With Japanese stocks and related exchange traded funds rebounding over the past couple of weeks, investors will look for Prime Minister Abe’s so-called third arrow to support the market’s next leg.

The iShares MSCI Japan ETF (NYSEArca: EWJ) is up 4.5% over the past month. [Bank on Japanese Banks With This ETF]

Meanwhile, the WisdomTree Japan Hedged Equity Fund (NYSEArca: DXJ) has increased 4.7% and db X-trackers MSCI Japan Hedged Equity Fund (NYSEArca: DBJP) rose 5% over the past month, outperforming the non-currency-hedged EWJ after accounting for a depreciating Japanese currency.
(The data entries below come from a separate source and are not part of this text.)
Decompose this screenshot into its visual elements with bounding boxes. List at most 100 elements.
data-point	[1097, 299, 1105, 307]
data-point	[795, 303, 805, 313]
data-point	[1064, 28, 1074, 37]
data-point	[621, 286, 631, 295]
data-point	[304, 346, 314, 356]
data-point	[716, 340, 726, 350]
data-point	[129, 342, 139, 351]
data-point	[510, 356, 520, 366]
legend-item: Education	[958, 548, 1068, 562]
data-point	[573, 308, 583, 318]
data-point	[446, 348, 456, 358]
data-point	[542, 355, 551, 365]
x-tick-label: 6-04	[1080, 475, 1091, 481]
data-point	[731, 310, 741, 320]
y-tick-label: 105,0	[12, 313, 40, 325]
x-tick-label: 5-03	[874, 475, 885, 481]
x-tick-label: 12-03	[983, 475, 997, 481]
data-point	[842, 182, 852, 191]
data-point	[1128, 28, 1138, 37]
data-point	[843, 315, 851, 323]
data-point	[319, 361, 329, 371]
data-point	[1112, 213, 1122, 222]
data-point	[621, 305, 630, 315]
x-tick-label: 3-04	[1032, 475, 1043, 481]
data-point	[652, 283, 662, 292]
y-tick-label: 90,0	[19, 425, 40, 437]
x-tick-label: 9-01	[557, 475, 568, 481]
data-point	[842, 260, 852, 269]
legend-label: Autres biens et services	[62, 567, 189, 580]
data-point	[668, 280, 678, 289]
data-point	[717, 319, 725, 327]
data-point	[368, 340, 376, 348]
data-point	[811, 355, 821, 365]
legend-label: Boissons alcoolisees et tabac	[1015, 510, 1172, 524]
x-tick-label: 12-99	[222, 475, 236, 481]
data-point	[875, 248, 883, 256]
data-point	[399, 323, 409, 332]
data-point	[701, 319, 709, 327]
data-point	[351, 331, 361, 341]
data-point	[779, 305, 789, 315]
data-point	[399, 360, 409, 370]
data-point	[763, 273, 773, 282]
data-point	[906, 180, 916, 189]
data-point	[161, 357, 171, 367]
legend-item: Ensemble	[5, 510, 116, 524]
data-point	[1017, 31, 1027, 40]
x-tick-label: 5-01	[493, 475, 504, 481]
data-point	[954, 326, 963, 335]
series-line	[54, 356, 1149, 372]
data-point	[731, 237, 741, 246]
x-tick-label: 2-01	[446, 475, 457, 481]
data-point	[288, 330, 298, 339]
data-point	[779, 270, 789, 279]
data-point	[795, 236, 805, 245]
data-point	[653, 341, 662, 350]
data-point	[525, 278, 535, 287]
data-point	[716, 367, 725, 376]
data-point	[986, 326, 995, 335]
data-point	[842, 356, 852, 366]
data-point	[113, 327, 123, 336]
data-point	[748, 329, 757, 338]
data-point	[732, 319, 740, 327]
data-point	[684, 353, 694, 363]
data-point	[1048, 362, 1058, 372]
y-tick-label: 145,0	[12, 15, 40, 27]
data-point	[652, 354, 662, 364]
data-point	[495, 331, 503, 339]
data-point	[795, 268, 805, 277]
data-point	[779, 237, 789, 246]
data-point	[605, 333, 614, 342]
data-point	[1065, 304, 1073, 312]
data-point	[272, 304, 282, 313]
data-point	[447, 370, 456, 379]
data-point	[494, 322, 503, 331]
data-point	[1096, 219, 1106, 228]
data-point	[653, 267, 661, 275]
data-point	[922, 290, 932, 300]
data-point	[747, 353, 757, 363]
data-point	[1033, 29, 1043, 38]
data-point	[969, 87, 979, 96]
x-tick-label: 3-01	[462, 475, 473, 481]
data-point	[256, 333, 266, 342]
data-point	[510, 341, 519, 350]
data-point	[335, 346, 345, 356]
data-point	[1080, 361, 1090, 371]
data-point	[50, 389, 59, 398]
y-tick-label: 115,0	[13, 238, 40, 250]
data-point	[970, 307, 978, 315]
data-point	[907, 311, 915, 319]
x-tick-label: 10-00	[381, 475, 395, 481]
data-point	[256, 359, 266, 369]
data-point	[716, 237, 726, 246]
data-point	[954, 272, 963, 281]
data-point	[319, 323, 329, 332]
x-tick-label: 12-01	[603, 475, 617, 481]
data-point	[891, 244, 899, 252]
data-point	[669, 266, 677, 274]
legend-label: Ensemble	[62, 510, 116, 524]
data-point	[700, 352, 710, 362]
The CurrencyShares Japanese Yen Trust (NYSEArca: FXY) fell 0.4% over the past month and is down 1.3% over the past three months. [Positive Technical Signs for Big Japan ETF]

Japanese markets have been strengthening this week after a draft of Abe’s proposed regulatory reforms for his “third arrow” in the so-called Abenomics plan, writes Tom Essaye for Forbes.

The first and second arrows comprised of fiscal and monetary policy changes in 2013. The third arrow consists of regulatory reforms, which Abe plans to overhaul corporate governance, promote technology and attract private investment, reports Takaya Yamaguchi for Reuters. Abe’s official third arrow reform update will be announced later this month.

The market is watching for a planned corporate tax reform, which would help companies cut costs and bolster their stocks, along with how the General Pension Investment Fund of Japan invests its money. If the pension allocates away from Japanese debt and into foreign stocks and bonds, the fund will indirectly help depress the Japanese yen and Japanese debt prices, and potentially draw other institutions to take on riskier assets.